Hey, weirdo, what are you looking at? I’m serious. What the fuck are you looking at? Stop staring at me. You think just because I’m wearing this chicken costume, I want assholes like you to stare at me? Just take the flyer and move on already.

Yeah, I get it, I’m hilarious--a grown man dressed up as a chicken. Ha ha ha, so funny. Ooh, look at my big chicken feet. Grow up, dude! Everybody has to put food on the table, even if that means doing this shit. Now, get a life and leave me the fuck alone.

Stop looking at me. Seriously, I am about this close to putting your teeth down the back of your throat. You think this is funny? You think I want to hand out these Popeye’s flyers? Stop smiling, asshole. It’s not funny.

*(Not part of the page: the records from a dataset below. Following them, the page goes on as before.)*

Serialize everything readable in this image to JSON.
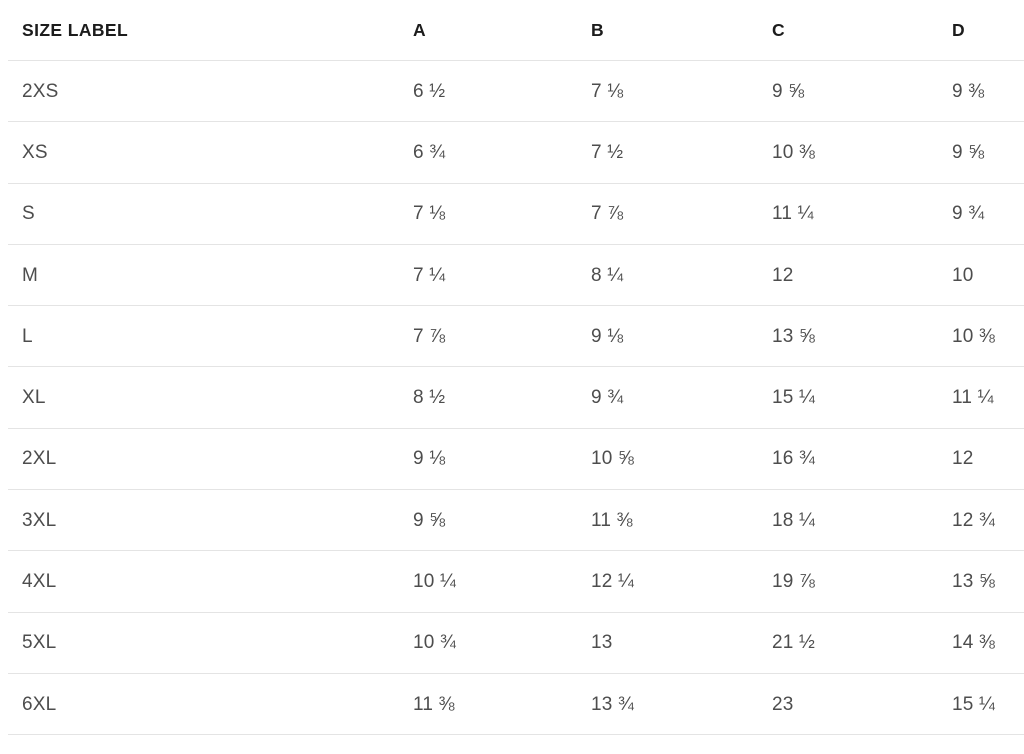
{
  "chart_data": {
    "type": "table",
    "columns": [
      "SIZE LABEL",
      "A",
      "B",
      "C",
      "D"
    ],
    "rows": [
      {
        "size": "2XS",
        "a": "6 ½",
        "b": "7 ⅛",
        "c": "9 ⅝",
        "d": "9 ⅜"
      },
      {
        "size": "XS",
        "a": "6 ¾",
        "b": "7 ½",
        "c": "10 ⅜",
        "d": "9 ⅝"
      },
      {
        "size": "S",
        "a": "7 ⅛",
        "b": "7 ⅞",
        "c": "11 ¼",
        "d": "9 ¾"
      },
      {
        "size": "M",
        "a": "7 ¼",
        "b": "8 ¼",
        "c": "12",
        "d": "10"
      },
      {
        "size": "L",
        "a": "7 ⅞",
        "b": "9 ⅛",
        "c": "13 ⅝",
        "d": "10 ⅜"
      },
      {
        "size": "XL",
        "a": "8 ½",
        "b": "9 ¾",
        "c": "15 ¼",
        "d": "11 ¼"
      },
      {
        "size": "2XL",
        "a": "9 ⅛",
        "b": "10 ⅝",
        "c": "16 ¾",
        "d": "12"
      },
      {
        "size": "3XL",
        "a": "9 ⅝",
        "b": "11 ⅜",
        "c": "18 ¼",
        "d": "12 ¾"
      },
      {
        "size": "4XL",
        "a": "10 ¼",
        "b": "12 ¼",
        "c": "19 ⅞",
        "d": "13 ⅝"
      },
      {
        "size": "5XL",
        "a": "10 ¾",
        "b": "13",
        "c": "21 ½",
        "d": "14 ⅜"
      },
      {
        "size": "6XL",
        "a": "11 ⅜",
        "b": "13 ¾",
        "c": "23",
        "d": "15 ¼"
      }
    ],
    "layout": {
      "grid": "horizontal-dividers-only",
      "legend": "none"
    },
    "colors": {
      "header_text": "#1c1c1c",
      "body_text": "#4d4d4d",
      "divider": "#e4e4e4",
      "background": "#ffffff"
    }
  }
}
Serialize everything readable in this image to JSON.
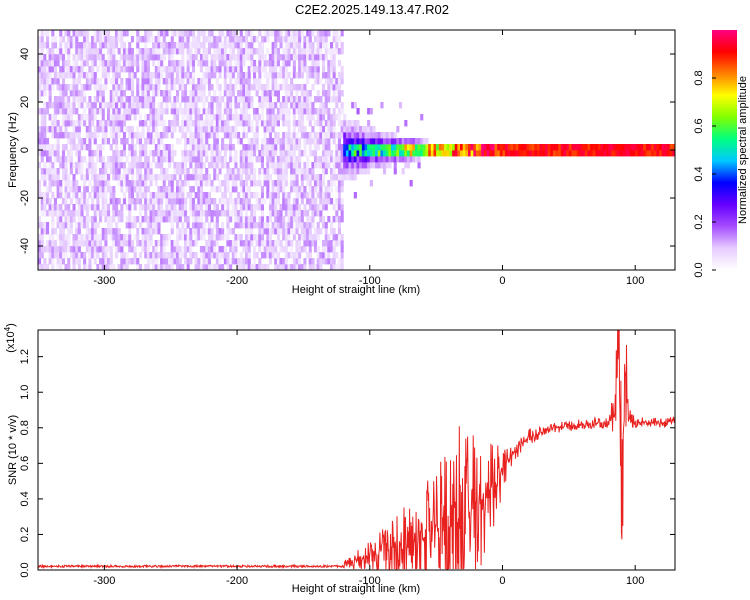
{
  "title": "C2E2.2025.149.13.47.R02",
  "chart_data": [
    {
      "type": "heatmap",
      "xlabel": "Height of straight line (km)",
      "ylabel": "Frequency (Hz)",
      "xlim": [
        -350,
        130
      ],
      "ylim": [
        -50,
        50
      ],
      "xticks": [
        -300,
        -200,
        -100,
        0,
        100
      ],
      "yticks": [
        -40,
        -20,
        0,
        20,
        40
      ],
      "noise_region_x": [
        -350,
        -120
      ],
      "signal_band_hz": [
        -3,
        3
      ],
      "colorbar": {
        "label": "Normalized spectral amplitude",
        "range": [
          0,
          1
        ],
        "ticks": [
          "0.0",
          "0.2",
          "0.4",
          "0.6",
          "0.8"
        ],
        "colors": [
          "#ffffff",
          "#e6ccff",
          "#a64dff",
          "#6600ff",
          "#0000ff",
          "#00c8ff",
          "#00ff80",
          "#80ff00",
          "#ffff00",
          "#ff8000",
          "#ff0000",
          "#ff0080"
        ]
      }
    },
    {
      "type": "line",
      "xlabel": "Height of straight line (km)",
      "ylabel": "SNR (10 * v/v)",
      "y_multiplier": "(x10",
      "y_multiplier_exp": "4",
      "y_multiplier_close": ")",
      "xlim": [
        -350,
        130
      ],
      "ylim": [
        0,
        1.35
      ],
      "xticks": [
        -300,
        -200,
        -100,
        0,
        100
      ],
      "yticks": [
        "0.0",
        "0.2",
        "0.4",
        "0.6",
        "0.8",
        "1.0",
        "1.2"
      ],
      "color": "#e8211f",
      "series": [
        {
          "x": [
            -350,
            -300,
            -250,
            -200,
            -150,
            -120,
            -100,
            -80,
            -60,
            -40,
            -20,
            -10,
            0,
            10,
            20,
            40,
            60,
            80,
            85,
            88,
            90,
            92,
            95,
            100,
            110,
            130
          ],
          "y": [
            0.02,
            0.02,
            0.02,
            0.02,
            0.02,
            0.03,
            0.08,
            0.12,
            0.18,
            0.25,
            0.35,
            0.45,
            0.56,
            0.68,
            0.75,
            0.8,
            0.82,
            0.83,
            0.9,
            1.3,
            0.1,
            1.2,
            0.85,
            0.83,
            0.83,
            0.83
          ]
        }
      ],
      "spike_amplitude": [
        [
          -120,
          0.02
        ],
        [
          -100,
          0.1
        ],
        [
          -80,
          0.18
        ],
        [
          -60,
          0.3
        ],
        [
          -40,
          0.45
        ],
        [
          -30,
          0.55
        ],
        [
          -20,
          0.45
        ],
        [
          -10,
          0.3
        ],
        [
          0,
          0.15
        ],
        [
          10,
          0.06
        ],
        [
          30,
          0.03
        ],
        [
          80,
          0.03
        ],
        [
          85,
          0.15
        ],
        [
          88,
          0.5
        ],
        [
          90,
          0.6
        ],
        [
          92,
          0.5
        ],
        [
          95,
          0.1
        ],
        [
          100,
          0.03
        ],
        [
          130,
          0.03
        ]
      ]
    }
  ]
}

I don’t care if you are three years old. Take your fucking teddy bear and get the fuck out of here. Stop giggling. There’s nothing funny about this. No! No, stop hugging me. I’m not Donald Duck. Stop it!

Lady, come over here and get your kid. Lady, please get your toddler to stop hugging me. And, here, this is a this coupon for a medium drink with purchase any three piece dinner.

.

[Author's note: In full disclosure, the ending of this was inspired by the true story of an acquaintance.]